The basketball season is not going as well. Currently, Oregon is 3-21 after injuries decimated the team. At one point earlier in the season when Brenner was still playing volleyball, the Ducks had just seven available players.
“I would go and watch to see how they were doing,” Brenner said. “Obviously, it was frustrating to watch. Injuries are something you have to deal with in sports, but it’s just so unfortunate.”
Brenner is averaging 7.9 points and 8.1 rebounds this season in 13 games. The Ducks host Washington and Washington State this weekend at Matthew Knight Arena.
Following basketball, she’ll join Oregon’s track and field team for the remainder of the outdoor season. There have been some who suggest that if Brenner focused on just one sport, she’d be better off.
“A lot of people have told me that in the past. But I love playing all of them,” she said. “I think it definitely helps me as an athlete. Playing volleyball helps me in basketball, basketball helps me in softball. It all ties in.

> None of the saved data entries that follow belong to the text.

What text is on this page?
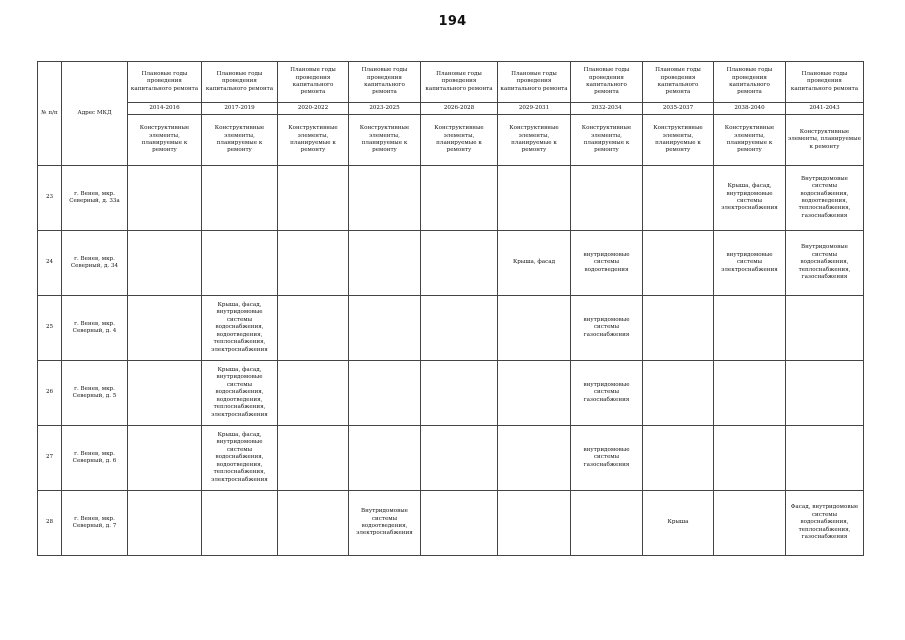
194
№ п/п	Адрес МКД	Плановые годы проведения капитального ремонта	Плановые годы проведения капитального ремонта	Плановые годы проведения капитального ремонта	Плановые годы проведения капитального ремонта	Плановые годы проведения капитального ремонта	Плановые годы проведения капитального ремонта	Плановые годы проведения капитального ремонта	Плановые годы проведения капитального ремонта	Плановые годы проведения капитального ремонта	Плановые годы проведения капитального ремонта
		2014-2016	2017-2019	2020-2022	2023-2025	2026-2028	2029-2031	2032-2034	2035-2037	2038-2040	2041-2043
		Конструктивные элементы, планируемые к ремонту	Конструктивные элементы, планируемые к ремонту	Конструктивные элементы, планируемые к ремонту	Конструктивные элементы, планируемые к ремонту	Конструктивные элементы, планируемые к ремонту	Конструктивные элементы, планируемые к ремонту	Конструктивные элементы, планируемые к ремонту	Конструктивные элементы, планируемые к ремонту	Конструктивные элементы, планируемые к ремонту	Конструктивные элементы, планируемые к ремонту
23	г. Венев, мкр. Северный, д. 33а									Крыша, фасад, внутридомовые системы электроснабжения	Внутридомовые системы водоснабжения, водоотведения, теплоснабжения, газоснабжения
24	г. Венев, мкр. Северный, д. 34						Крыша, фасад	внутридомовые системы водоотведения		внутридомовые системы электроснабжения	Внутридомовые системы водоснабжения, теплоснабжения, газоснабжения
25	г. Венев, мкр. Северный, д. 4		Крыша, фасад, внутридомовые системы водоснабжения, водоотведения, теплоснабжения, электроснабжения					внутридомовые системы газоснабжения			
26	г. Венев, мкр. Северный, д. 5		Крыша, фасад, внутридомовые системы водоснабжения, водоотведения, теплоснабжения, электроснабжения					внутридомовые системы газоснабжения			
27	г. Венев, мкр. Северный, д. 6		Крыша, фасад, внутридомовые системы водоснабжения, водоотведения, теплоснабжения, электроснабжения					внутридомовые системы газоснабжения			
28	г. Венев, мкр. Северный, д. 7				Внутридомовые системы водоотведения, электроснабжения				Крыша		Фасад, внутридомовые системы водоснабжения, теплоснабжения, газоснабжения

“I think by me doing so many sports, and switching from one season to another season, I never get tired of just one. I get to look forward to a new season. I get to look forward to something new.”
Of course, all of this begs a question: Is Brenner done? Or can we expect a stint on the tennis team? Lacrosse, perhaps? Brenner laughs.
“I think I’ll just add track and I’ll be good to go,” she said.